Review: Predestination (Film)

Und selbstverständlich habe ich heute auch wieder eine Film-Kritik zu euch, einem Film, der mich doch ziemlich begeistert hat, obwohl er erst irgendwie komisch war, aber das erörtere ich weiter unten natürlich. Man beachte in dem Zusammenhang auch meinen ausführlichen – und ebenso ausführlich kenntlich gemachten – Spoiler-Bereich am Ende der Rezension, den man natürlich eher besser nicht beachten sollte, wenn man sich nicht spoilern möchte. Aber was rede ich, ihr macht das schon.

Predestination

Predestination, AU 2014, 97 Min.

Predestination | © Tiberius Film
© Tiberius Film

Regisseure:
Michael Spierig
Peter Spierig
Autoren:
Michael Spierig (Drehbuch)
Peter Spierig (Drehbuch)
Robert A. Heinlein (Buch-Vorlage)

Main-Cast:
Ethan Hawke (The Barkeep)
Sarah Snook (The Unmarried Mother)
Noah Taylor (Mr. Robertson)

Genre:
Science-Fiction | Drama | Mystery | Mindfuck | Thriller

Trailer:

 

Inhalt:

Szenenbild aus Predestination | © Tiberius Film
© Tiberius Film

Ein Zeitreiseagent wird in die Vergangenheit geschickt, um den verheerendsten Anschlag des sogenannten Fizzle-Bombers zu vereiteln, bei dem ansonsten rund 11.000 Menschen zu Tode kommen würden, doch er scheitert und kehrt mit schweren Verbrennungen im Gesicht in seine Gegenwart zurück. Mittels plastischer Chirurgie wieder hergestellt, neigt sich seine Dienstzeit trotzdem dem Ende, denn erste Psychosen und beginnende Demenz machen ihm zu schaffen, doch für einen letzten Job reist er in die 70er-Jahre zurück und gibt sich dort als Barkeeper aus.
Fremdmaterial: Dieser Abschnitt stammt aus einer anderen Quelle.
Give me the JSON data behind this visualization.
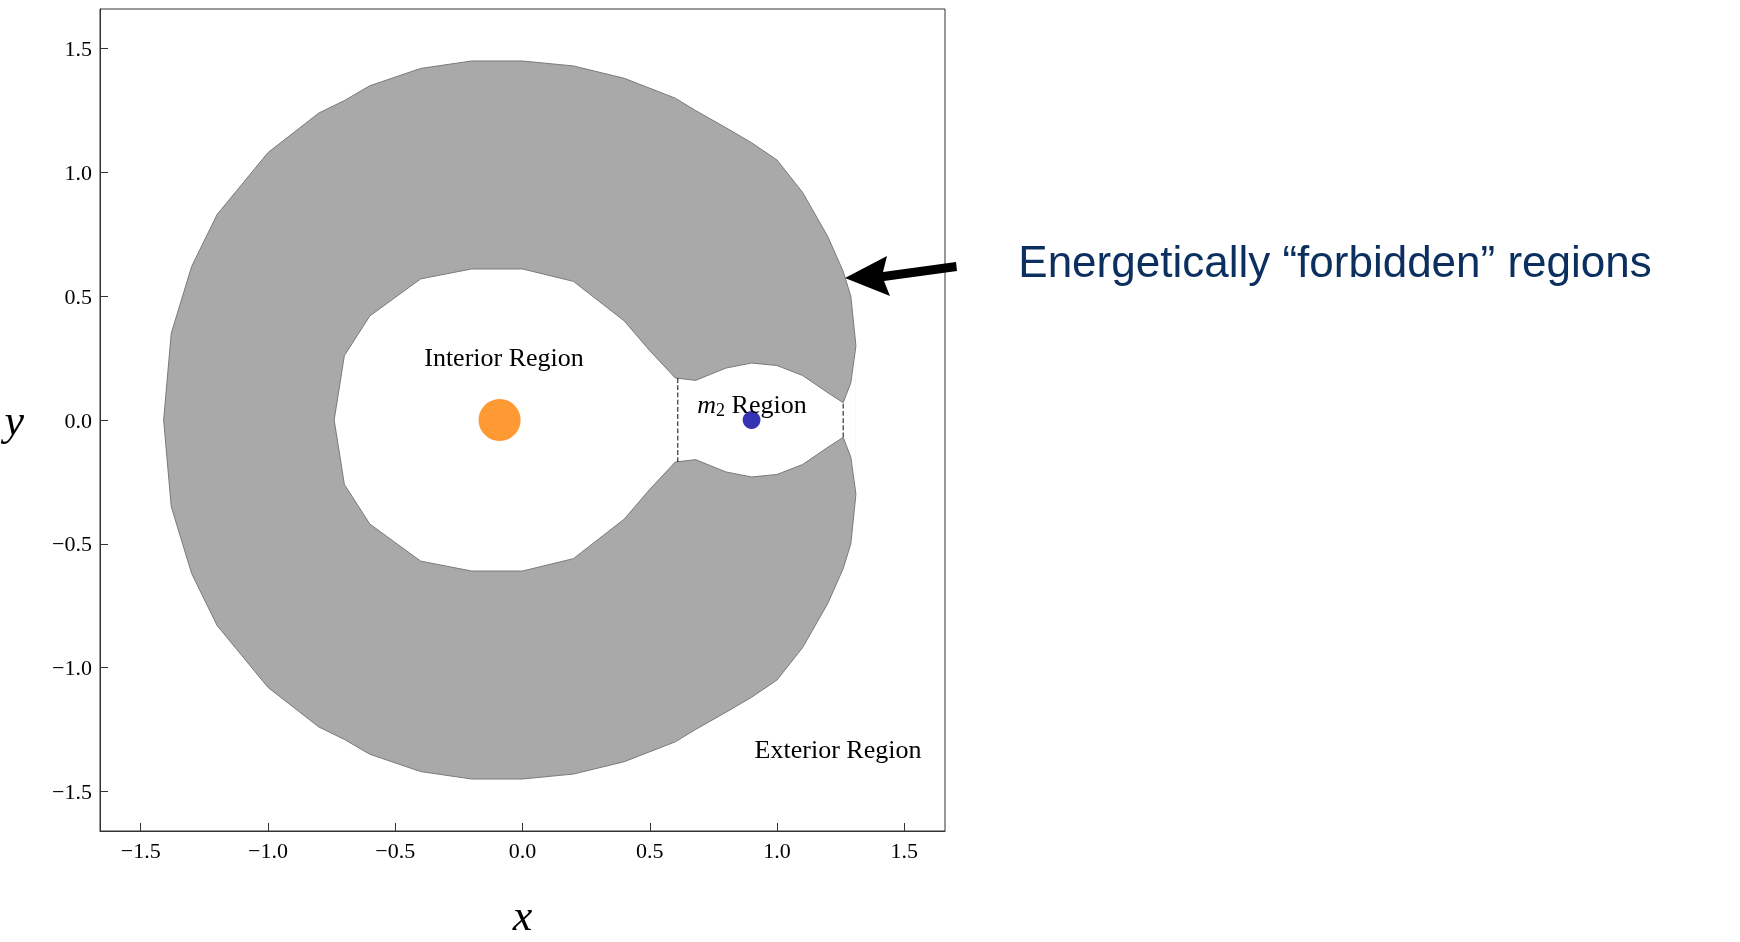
{
  "chart_data": {
    "type": "area",
    "xlabel": "x",
    "ylabel": "y",
    "xlim": [
      -1.66,
      1.66
    ],
    "ylim": [
      -1.66,
      1.66
    ],
    "xticks": [
      {
        "value": -1.5,
        "label": "−1.5"
      },
      {
        "value": -1,
        "label": "−1.0"
      },
      {
        "value": -0.5,
        "label": "−0.5"
      },
      {
        "value": 0,
        "label": "0.0"
      },
      {
        "value": 0.5,
        "label": "0.5"
      },
      {
        "value": 1,
        "label": "1.0"
      },
      {
        "value": 1.5,
        "label": "1.5"
      }
    ],
    "yticks": [
      {
        "value": -1.5,
        "label": "−1.5"
      },
      {
        "value": -1,
        "label": "−1.0"
      },
      {
        "value": -0.5,
        "label": "−0.5"
      },
      {
        "value": 0,
        "label": "0.0"
      },
      {
        "value": 0.5,
        "label": "0.5"
      },
      {
        "value": 1,
        "label": "1.0"
      },
      {
        "value": 1.5,
        "label": "1.5"
      }
    ],
    "series": [
      {
        "color": "#a9a9a9",
        "x": [
          -1.41,
          -1.38,
          -1.3,
          -1.2,
          -1.0,
          -0.8,
          -0.74,
          -0.7,
          -0.6,
          -0.4,
          -0.2,
          0,
          0.2,
          0.4,
          0.5,
          0.6,
          0.68,
          0.8,
          0.9,
          1.0,
          1.1,
          1.2,
          1.26,
          1.29,
          1.31
        ],
        "values": [
          0,
          0.35,
          0.62,
          0.83,
          1.08,
          1.24,
          1.27,
          1.29,
          1.35,
          1.42,
          1.45,
          1.45,
          1.43,
          1.38,
          1.34,
          1.3,
          1.25,
          1.18,
          1.12,
          1.05,
          0.92,
          0.74,
          0.6,
          0.5,
          0.3
        ]
      },
      {
        "color": "#a9a9a9",
        "x": [
          -1.41,
          -1.38,
          -1.3,
          -1.2,
          -1.0,
          -0.8,
          -0.74,
          -0.7,
          -0.6,
          -0.4,
          -0.2,
          0,
          0.2,
          0.4,
          0.5,
          0.6,
          0.68,
          0.8,
          0.9,
          1.0,
          1.1,
          1.2,
          1.26,
          1.29,
          1.31
        ],
        "values": [
          0,
          -0.35,
          -0.62,
          -0.83,
          -1.08,
          -1.24,
          -1.27,
          -1.29,
          -1.35,
          -1.42,
          -1.45,
          -1.45,
          -1.43,
          -1.38,
          -1.34,
          -1.3,
          -1.25,
          -1.18,
          -1.12,
          -1.05,
          -0.92,
          -0.74,
          -0.6,
          -0.5,
          -0.3
        ]
      },
      {
        "color": "#ffffff",
        "x": [
          -0.74,
          -0.7,
          -0.6,
          -0.4,
          -0.2,
          0,
          0.2,
          0.4,
          0.5,
          0.6,
          0.68,
          0.8,
          0.9,
          1.0,
          1.1,
          1.2,
          1.26,
          1.29,
          1.31
        ],
        "values": [
          0,
          0.26,
          0.42,
          0.57,
          0.61,
          0.61,
          0.56,
          0.4,
          0.28,
          0.17,
          0.16,
          0.21,
          0.23,
          0.22,
          0.18,
          0.11,
          0.07,
          0.15,
          0.3
        ]
      },
      {
        "color": "#ffffff",
        "x": [
          -0.74,
          -0.7,
          -0.6,
          -0.4,
          -0.2,
          0,
          0.2,
          0.4,
          0.5,
          0.6,
          0.68,
          0.8,
          0.9,
          1.0,
          1.1,
          1.2,
          1.26,
          1.29,
          1.31
        ],
        "values": [
          0,
          -0.26,
          -0.42,
          -0.57,
          -0.61,
          -0.61,
          -0.56,
          -0.4,
          -0.28,
          -0.17,
          -0.16,
          -0.21,
          -0.23,
          -0.22,
          -0.18,
          -0.11,
          -0.07,
          -0.15,
          -0.3
        ]
      },
      {
        "type": "line",
        "color": "#333333",
        "line_style": "dashed",
        "marker": "none",
        "x": [
          0.61,
          0.61
        ],
        "values": [
          -0.17,
          0.17
        ]
      },
      {
        "type": "line",
        "color": "#333333",
        "line_style": "dashed",
        "marker": "none",
        "x": [
          1.26,
          1.26
        ],
        "values": [
          -0.07,
          0.07
        ]
      },
      {
        "type": "bubble",
        "x": [
          -0.09,
          0.9
        ],
        "values": [
          0,
          0
        ],
        "sizes": [
          1,
          0.18
        ],
        "colors": [
          "#ff8000",
          "#0000a0"
        ]
      }
    ],
    "annotations": [
      "Interior Region",
      "m$_{2}$ Region",
      "Exterior Region",
      "Energetically “forbidden” regions"
    ]
  }
}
In dieser Rolle begegnet er eines Abends einem Mann, mit dem er ins Gespräch kommt und der ihm verspricht, ihm die unglaublichste Geschichte seines Lebens zu erzählen. Die Geschichte des Mannes beginnt mit den Worten Als ich ein kleines Mädchen war… und obwohl der Zeitreiseagent schockiert tut, weiß er doch mehr, als er anfänglich zugibt. Sein Gesprächspartner ahnt derweil davon noch nichts und fährt fort.

Rezension:

Die Spierig Brüder als Regisseure mit Ethan Hawke in der Hauptrolle kannte ich ja bereits aus Daybreakers, der mich überraschend gut zu unterhalten wusste, und Filmen mit Zeitreisethematik bin ich eigentlich nie abgeneigt, weshalb es für mich außerfrage stand, auch Predestination einer Sichtung zu unterziehen. Dabei erwies es sich als regelrechter Glücksgriff, dass ich abgesehen von diesen Eckdaten keinerlei Vorkenntnis über den Film besaß, vielleicht abgesehen davon, dass die Geschichte auf Robert A. Heinleins All you Zombies basiert, die ich (zum Glück!?) nicht kenne, denn so wusste dieser ungewöhnliche wie einfallsreiche Zeitreise-Film wohl am besten zu zünden, wenn es auch zur Folge hatte, dass ich mich – abgesehen von der etwa zehnminütigen Einleitung – zunächst wie im falschen Film wähnte, behandelt die erste Hälfte des Films schließlich in Form einer ausgedehnten und ab und an kurz unterbrochenen Rückblende die wahrhaft tragische Lebensgeschichte der Figur, welcher der Zeitreiseagent in den 70er-Jahren unter dem Deckmantel seiner vermeintlichen Tätigkeit als Barkeeper trifft.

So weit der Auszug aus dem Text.